2011年8月3日水曜日

「心の強さ」VS「気の強さ」(笑)

先日のブログ記事(「心の強さ」)について、一人の生徒からこんなことを言われました。

「そうですよね、気の強さって絶対大事ですよね。ドクターだって患者さんのいうことをだまって聞くだけでなくて、ずばずば本当のことを言っていいんですよね。それでないとチーム医療なんてできないですよね」

思わずその生徒の顔を見てしまいました(笑)。

彼女は「心の強さ」と「気の強さ」を混同しているようです。

私が書いた「心の強さ」は、もちろん部分的には「気の強さ」と重なる面もありますが、両者は本来根本的に別のものです。いや、むしろ別のものでなくてはいけません。

健康な人間が相手ならば、気の強さも健全なコミュニケーションには必要なことがあります。ですがドクターが相手にする方は、「病人」です。病気を持っている、病を得ている方は「負のエネルギー」をドクターに向けてきます。

これは当然のことなのであって、病人が健常人の真似をしても何にもなりません。患者さんにとって病院とは「安心して負のエネルギーを発散できる場所」であるべきです。

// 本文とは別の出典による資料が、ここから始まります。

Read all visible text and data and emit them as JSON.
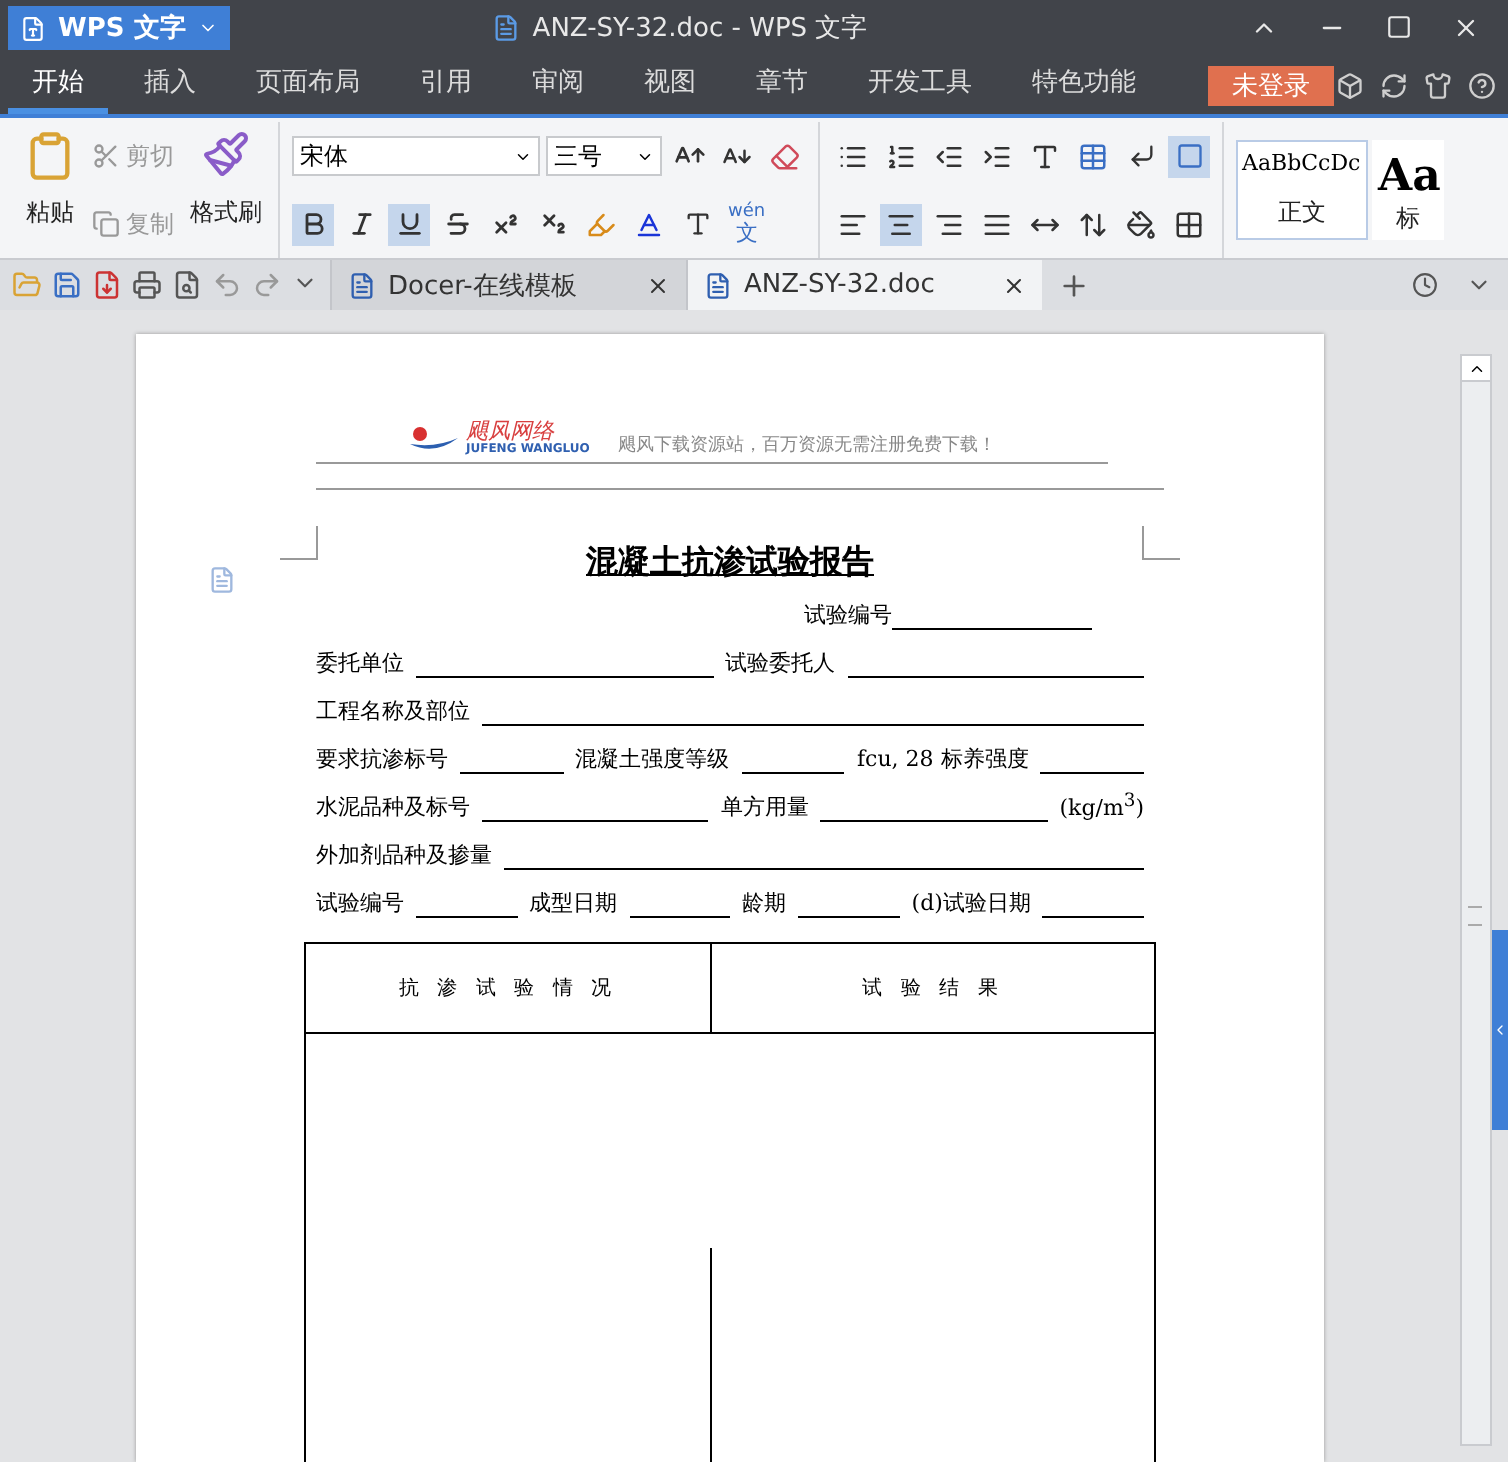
{
  "app_button": {
    "label": "WPS 文字"
  },
  "window_title": "ANZ-SY-32.doc - WPS 文字",
  "menu_tabs": [
    {
      "label": "开始",
      "selected": true
    },
    {
      "label": "插入",
      "selected": false
    },
    {
      "label": "页面布局",
      "selected": false
    },
    {
      "label": "引用",
      "selected": false
    },
    {
      "label": "审阅",
      "selected": false
    },
    {
      "label": "视图",
      "selected": false
    },
    {
      "label": "章节",
      "selected": false
    },
    {
      "label": "开发工具",
      "selected": false
    },
    {
      "label": "特色功能",
      "selected": false
    }
  ],
  "login_button": "未登录",
  "clipboard": {
    "paste": "粘贴",
    "cut": "剪切",
    "copy": "复制",
    "format_painter": "格式刷"
  },
  "font": {
    "name": "宋体",
    "size": "三号"
  },
  "font_toggles": [
    {
      "kind": "bold",
      "active": true
    },
    {
      "kind": "italic",
      "active": false
    },
    {
      "kind": "underline",
      "active": true
    },
    {
      "kind": "strikethrough",
      "active": false
    },
    {
      "kind": "superscript",
      "active": false
    },
    {
      "kind": "subscript",
      "active": false
    }
  ],
  "phonetic_guide": {
    "pinyin": "wén",
    "character": "文"
  },
  "alignment": [
    {
      "kind": "left",
      "selected": false
    },
    {
      "kind": "center",
      "selected": true
    },
    {
      "kind": "right",
      "selected": false
    },
    {
      "kind": "justify",
      "selected": false
    },
    {
      "kind": "distributed",
      "selected": false
    }
  ],
  "styles": [
    {
      "sample": "AaBbCcDc",
      "name": "正文"
    },
    {
      "sample": "Aa",
      "name": "标"
    }
  ],
  "doc_tabs": [
    {
      "label": "Docer-在线模板",
      "selected": false
    },
    {
      "label": "ANZ-SY-32.doc",
      "selected": true
    }
  ],
  "document": {
    "header_logo": {
      "name": "飓风网络",
      "subtitle": "JUFENG  WANGLUO"
    },
    "header_slogan": "飓风下载资源站，百万资源无需注册免费下载！",
    "title": "混凝土抗渗试验报告",
    "report_number_label": "试验编号",
    "form_rows": [
      [
        {
          "kind": "label",
          "text": "委托单位"
        },
        {
          "kind": "blank"
        },
        {
          "kind": "label",
          "text": "试验委托人"
        },
        {
          "kind": "blank"
        }
      ],
      [
        {
          "kind": "label",
          "text": "工程名称及部位"
        },
        {
          "kind": "blank"
        }
      ],
      [
        {
          "kind": "label",
          "text": "要求抗渗标号"
        },
        {
          "kind": "blank"
        },
        {
          "kind": "label",
          "text": "混凝土强度等级"
        },
        {
          "kind": "blank"
        },
        {
          "kind": "label",
          "text": "fcu, 28 标养强度"
        },
        {
          "kind": "blank"
        }
      ],
      [
        {
          "kind": "label",
          "text": "水泥品种及标号"
        },
        {
          "kind": "blank"
        },
        {
          "kind": "label",
          "text": "单方用量"
        },
        {
          "kind": "blank"
        },
        {
          "kind": "label",
          "text": "(kg/m$^{3}$)"
        }
      ],
      [
        {
          "kind": "label",
          "text": "外加剂品种及掺量"
        },
        {
          "kind": "blank"
        }
      ],
      [
        {
          "kind": "label",
          "text": "试验编号"
        },
        {
          "kind": "blank"
        },
        {
          "kind": "label",
          "text": "成型日期"
        },
        {
          "kind": "blank"
        },
        {
          "kind": "label",
          "text": "龄期"
        },
        {
          "kind": "blank"
        },
        {
          "kind": "label",
          "text": "(d)试验日期"
        },
        {
          "kind": "blank"
        }
      ]
    ],
    "table_headers": [
      "抗 渗 试 验 情 况",
      "试 验 结 果"
    ]
  }
}
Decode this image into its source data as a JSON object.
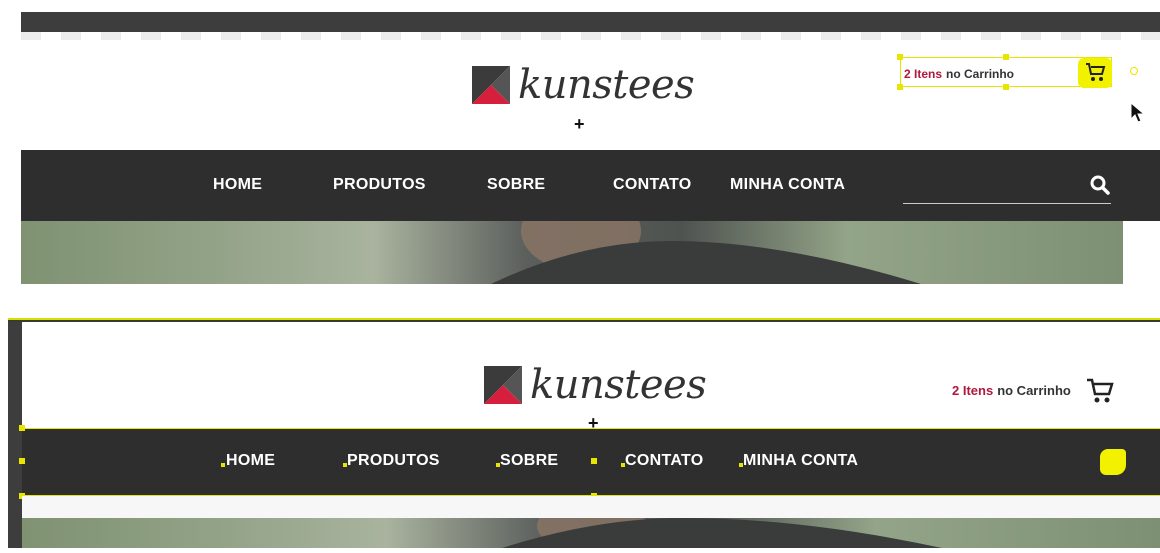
{
  "brand": {
    "name": "kunstees"
  },
  "cart": {
    "count": "2 Itens",
    "label": "no Carrinho"
  },
  "nav": {
    "items": [
      {
        "label": "HOME"
      },
      {
        "label": "PRODUTOS"
      },
      {
        "label": "SOBRE"
      },
      {
        "label": "CONTATO"
      },
      {
        "label": "MINHA CONTA"
      }
    ]
  },
  "icons": {
    "search": "search-icon",
    "cart": "shopping-cart-icon",
    "cursor": "mouse-pointer-icon",
    "crosshair": "crosshair-icon"
  },
  "colors": {
    "nav_background": "#2e2e2e",
    "cart_count": "#b0183c",
    "logo_gray": "#3b3b3b",
    "logo_red": "#d61f3c",
    "selection": "#e6e600"
  }
}
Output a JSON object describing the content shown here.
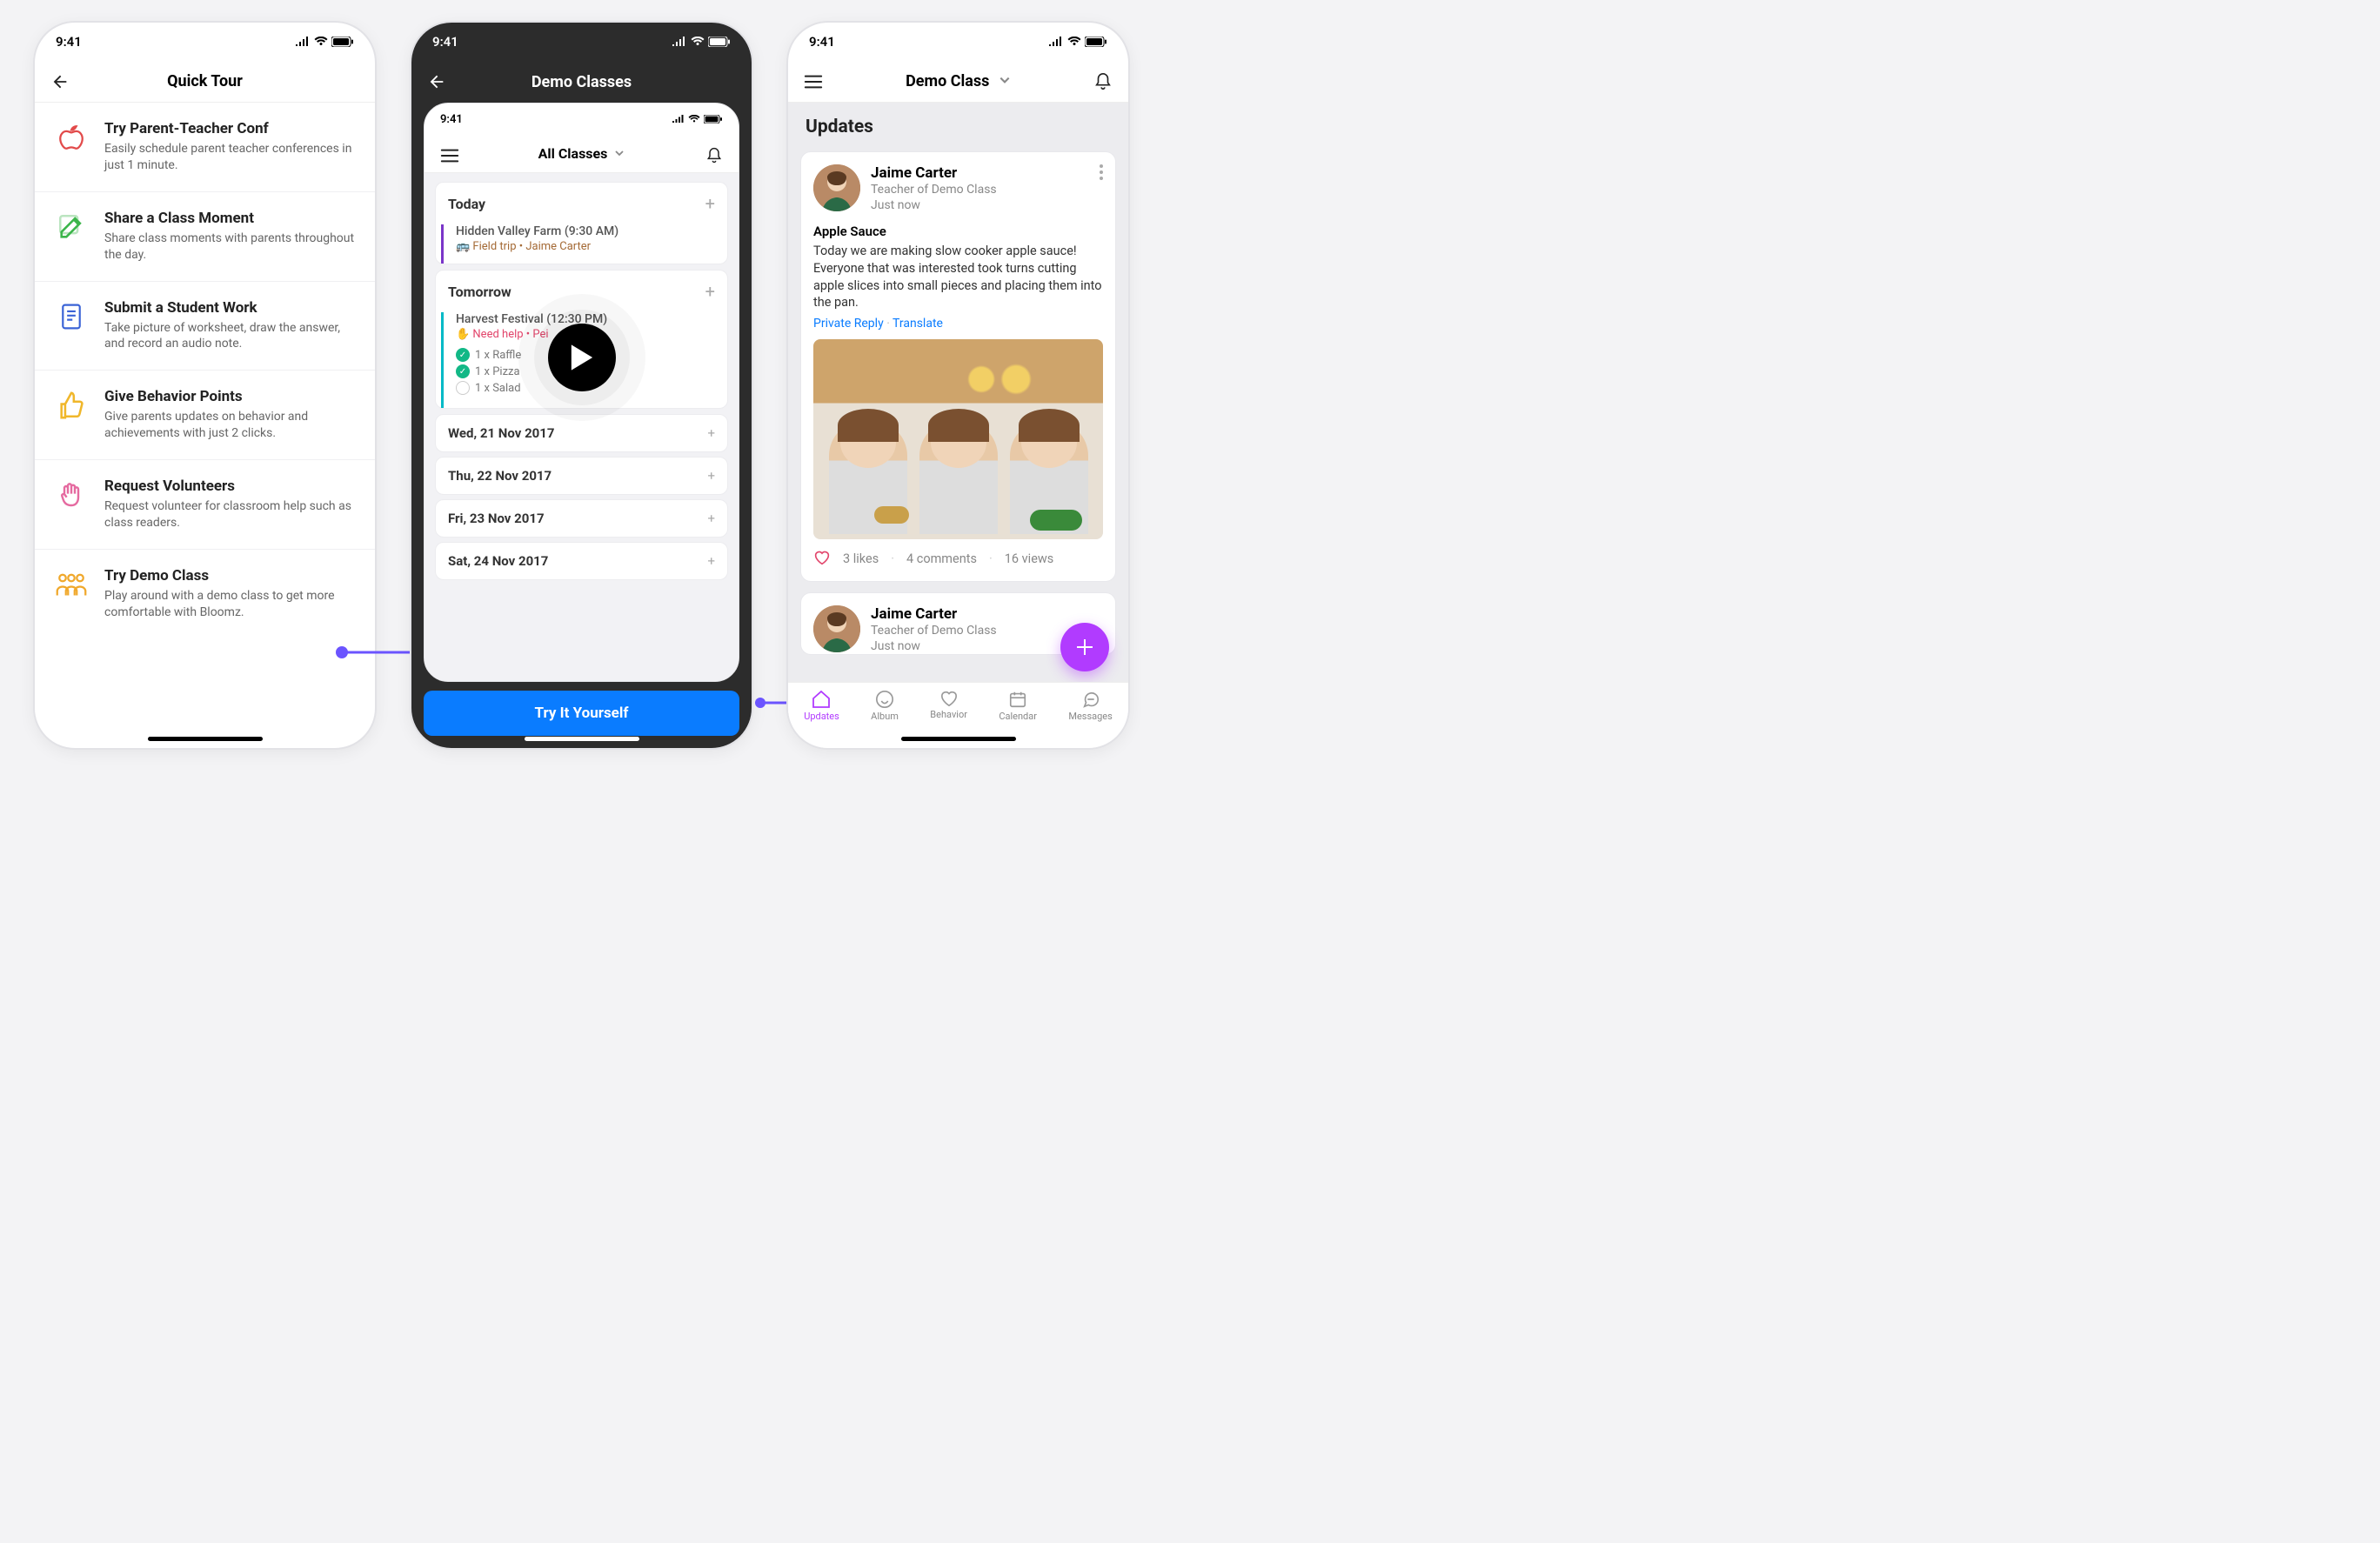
{
  "status": {
    "time": "9:41"
  },
  "screen1": {
    "title": "Quick Tour",
    "rows": [
      {
        "icon": "apple-icon",
        "color": "#e24a4a",
        "title": "Try Parent-Teacher Conf",
        "sub": "Easily schedule parent teacher conferences in just 1 minute."
      },
      {
        "icon": "edit-icon",
        "color": "#3bb54a",
        "title": "Share a Class Moment",
        "sub": "Share class moments with parents throughout the day."
      },
      {
        "icon": "document-icon",
        "color": "#3a63d6",
        "title": "Submit a Student Work",
        "sub": "Take picture of worksheet, draw the answer, and record an audio note."
      },
      {
        "icon": "thumbs-up-icon",
        "color": "#f0b72b",
        "title": "Give Behavior Points",
        "sub": "Give parents updates on behavior and achievements with just 2 clicks."
      },
      {
        "icon": "hand-icon",
        "color": "#e56aa0",
        "title": "Request Volunteers",
        "sub": "Request volunteer for classroom help such as class readers."
      },
      {
        "icon": "people-icon",
        "color": "#f0a82b",
        "title": "Try Demo Class",
        "sub": "Play around with a demo class to get more comfortable with Bloomz."
      }
    ]
  },
  "screen2": {
    "title": "Demo Classes",
    "innerTitle": "All Classes",
    "today": {
      "label": "Today",
      "event": {
        "title": "Hidden Valley Farm (9:30 AM)",
        "meta": "🚌 Field trip  •  Jaime Carter"
      }
    },
    "tomorrow": {
      "label": "Tomorrow",
      "event": {
        "title": "Harvest Festival (12:30 PM)",
        "need": "✋ Need help  •  Pei",
        "items": [
          {
            "done": true,
            "label": "1 x Raffle"
          },
          {
            "done": true,
            "label": "1 x Pizza"
          },
          {
            "done": false,
            "label": "1 x Salad"
          }
        ]
      }
    },
    "dates": [
      "Wed, 21 Nov 2017",
      "Thu, 22 Nov 2017",
      "Fri, 23 Nov 2017",
      "Sat, 24 Nov 2017"
    ],
    "cta": "Try It Yourself"
  },
  "screen3": {
    "classTitle": "Demo Class",
    "updatesLabel": "Updates",
    "post": {
      "author": "Jaime Carter",
      "role": "Teacher of Demo Class",
      "time": "Just now",
      "title": "Apple Sauce",
      "body": "Today we are making slow cooker apple sauce! Everyone that was interested took turns cutting apple slices into small pieces and placing them into the pan.",
      "privateReply": "Private Reply",
      "translate": "Translate",
      "likes": "3 likes",
      "comments": "4 comments",
      "views": "16 views"
    },
    "post2": {
      "author": "Jaime Carter",
      "role": "Teacher of Demo Class",
      "time": "Just now"
    },
    "tabs": [
      "Updates",
      "Album",
      "Behavior",
      "Calendar",
      "Messages"
    ]
  }
}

医療従事者は、ドクターに限らずその患者さんがぶつけてくる負のエネルギーに負けないようにしなければなりません。ここでいう「負けない」は、決して「言い返す」ことではないのです(笑)。

素直に相手の話を聞き、それを十分に受け入れながら、患者さんが本当に「寄り添って」もらいたい方向に寄り添うことこそが、医療従事者に求められていることの基本だと思います。

もちろんその過程で「気の強さ」が求められることがあるにせよ、レアケースを一般化はできません。

本当の意味での「心の強さ」は、相手をそのまま受け入れることのできる「心の広さ」に通じ、受け入れた時点から今度は「回復・寛解」に向けて一緒に歩むことのできる人間的な「底力」にも通じるものなのです。

冒頭の彼女にはこのことを説明し、納得してもらいました(笑)。